Outros argumentos se somam a este para referendar a aplicação dos juros a 12% ao ano, merecendo de logo destaque as decisões do Tribunal de Justiça do Rio Grande do Sul, primeiro a abraçar tal entendimento, onde se demonstra, inclusive, que a nossa Constituição recepcionou a limitação de juros prevista na Lei de Usura (Decreto n.º. 22.626/33), a qual não foi revogada pela Lei de Mercado de Capitais (Lei n.º. 4.595/64) afirmando ainda que o Conselho Monetário Nacional não pode regular as taxas de juros, matéria que hoje é da competência exclusiva do Congresso Nacional por força do que dispõem os artigos 22 e 48 da nossa Carta Magna:

"Os argumentos esposados são fortes e coerentes com a posição deste Grupo, que tem afirmado a limitação de juros em 12%, quer pela ótica da auto-aplicabilidade da norma do art. 192, §3, da CF/88, quer pela orientação da lei infraconstitucional onde a tradição do Direito Civil brasileiro (arts. 1.062/1.063), assim como o Decreto n.º 22.626/33, em seu artigo 1, que proíbe a fixação de juros superiores ao dobro da taxa legal e em seu art. 4, no sentido de afastar a contagem de juros sob juros, o chamado anatocismo, e, em seu art. 11, determinando a nulidade de ato que ofenda tal determinação legal.".
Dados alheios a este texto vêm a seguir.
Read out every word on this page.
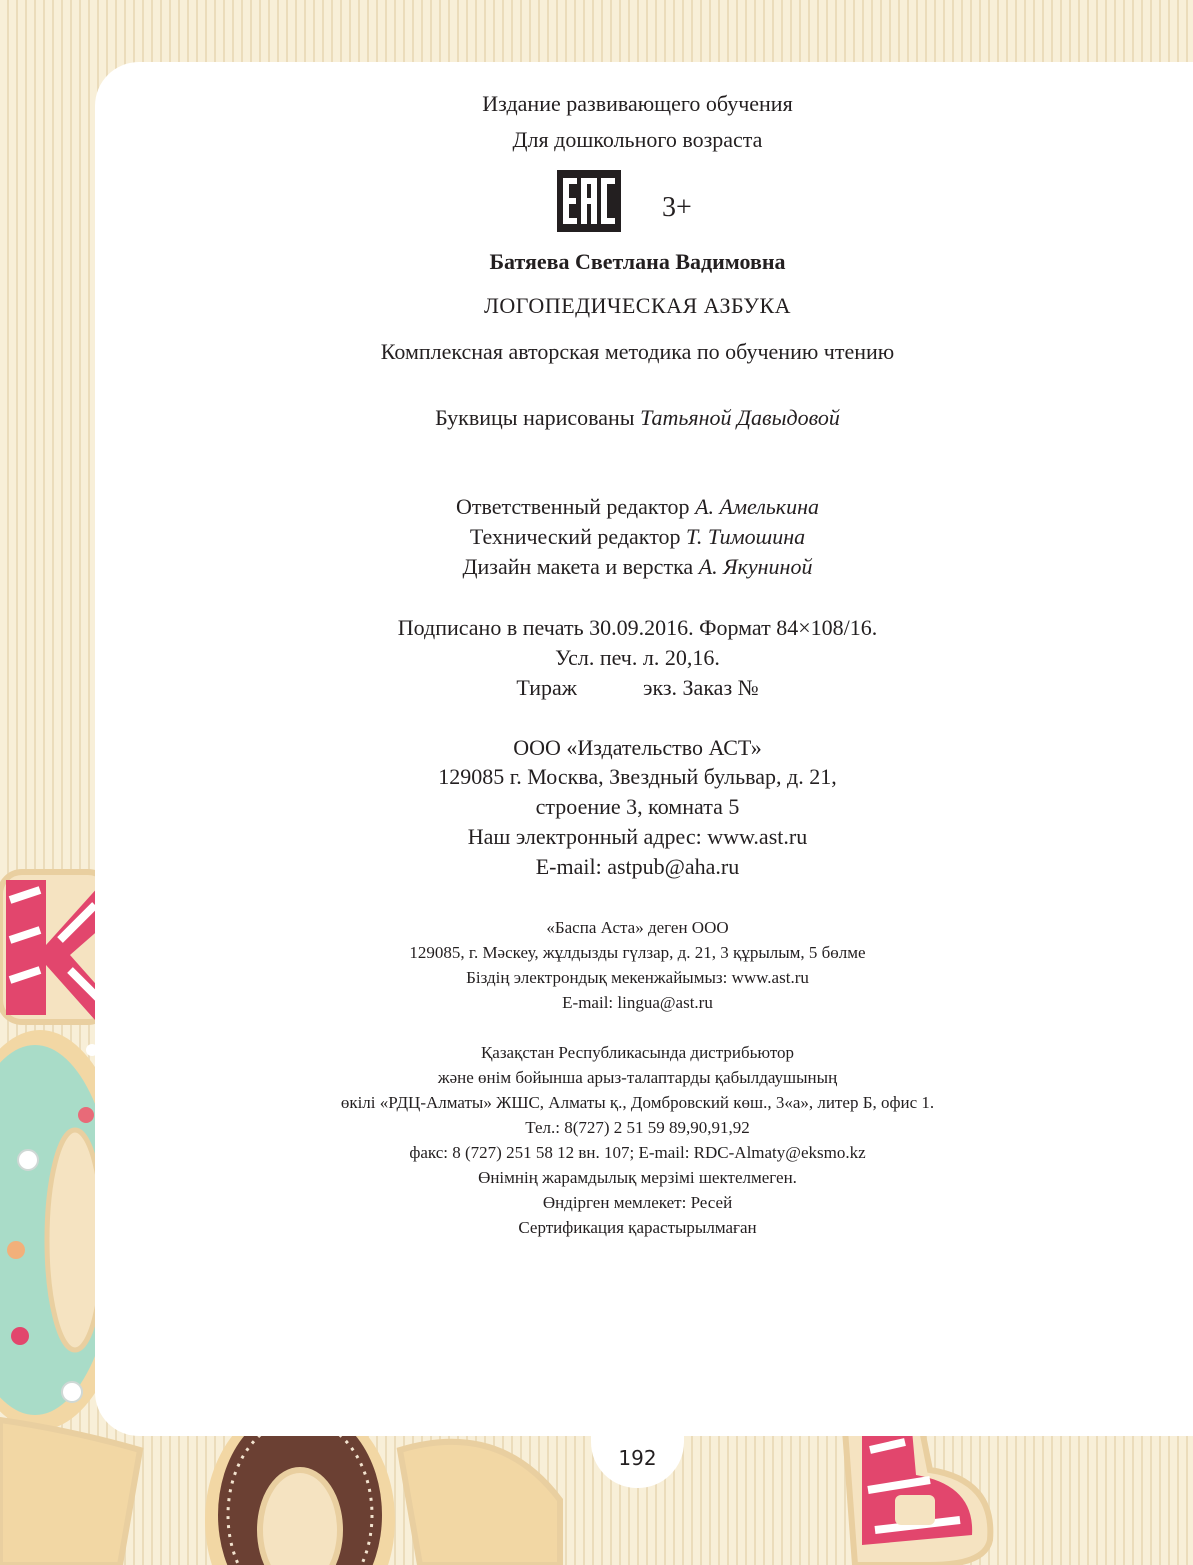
Издание развивающего обучения
Для дошкольного возраста
Батяева Светлана Вадимовна
ЛОГОПЕДИЧЕСКАЯ АЗБУКА
Комплексная авторская методика по обучению чтению
Буквицы нарисованы Татьяной Давыдовой
Ответственный редактор А. Амелькина
Технический редактор Т. Тимошина
Дизайн макета и верстка А. Якуниной
Подписано в печать 30.09.2016. Формат 84×108/16.
Усл. печ. л. 20,16.
Тираж	экз. Заказ №
ООО «Издательство АСТ»
129085 г. Москва, Звездный бульвар, д. 21,
строение 3, комната 5
Наш электронный адрес: www.ast.ru
E-mail: astpub@aha.ru
«Баспа Аста» деген ООО
129085, г. Мәскеу, жұлдызды гүлзар, д. 21, 3 құрылым, 5 бөлме
Біздің электрондық мекенжайымыз: www.ast.ru
E-mail: lingua@ast.ru
Қазақстан Республикасында дистрибьютор
және өнім бойынша арыз-талаптарды қабылдаушының
өкілі «РДЦ-Алматы» ЖШС, Алматы қ., Домбровский көш., 3«а», литер Б, офис 1.
Тел.: 8(727) 2 51 59 89,90,91,92
факс: 8 (727) 251 58 12 вн. 107; E-mail: RDC-Almaty@eksmo.kz
Өнімнің жарамдылық мерзімі шектелмеген.
Өндірген мемлекет: Ресей
Сертификация қарастырылмаған
3+
192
Atinente à limitação dos juros com base na norma constitucional, é entendimento majoritário no Grupo de Câmaras do Egrégio Tribunal de Justiça do Rio Grande do Sul que é auto-aplicável a norma do art. 192, §3º, da CF, eis que se trata de norma positiva com incidência imediata, dispensando qualquer regulamentação.

Qualquer lei editada visando a regulamentar a matéria de juros não poderá infringir a norma constitucional, que é limitadora e não pode ser desobedecida. Por sinal, até o presente momento nenhuma lei foi estabelecida com o objetivo de interpretação do art. 192, §3, da CF. A polêmica existe sobre a auto-aplicabilidade, ou não, dessa norma constitucional, mas passados alguns anos, ainda não há uma regulamentação sobre tão importante assunto. Vive-se hoje sob o Plano Real, que objetiva a estabilização econômica do Brasil, cuja implantação de uma nova moeda visou a reduzir a inflação e mantê-la em níveis que atendam o normal desenvolvimento do País.

 

Havendo uma regra constitucional, a economia se deve ajustar a ela, e os planos implantados devem buscar o equilíbrio econômico social, e isso se consegue se todos forem tratados em igualdades de condições. Por isso é que as instituições bancárias não podem ser beneficiárias de privilégios, tratadas diferentemente do restante da sociedade e desatenderem à determinação da norma do art. 192, § 3º, da CF, que é proibitiva, e, assim, de incidência imediata, e nenhuma lei complementar ordinária poderá estabelecer taxa de juros superior àquela limitada na Constituição.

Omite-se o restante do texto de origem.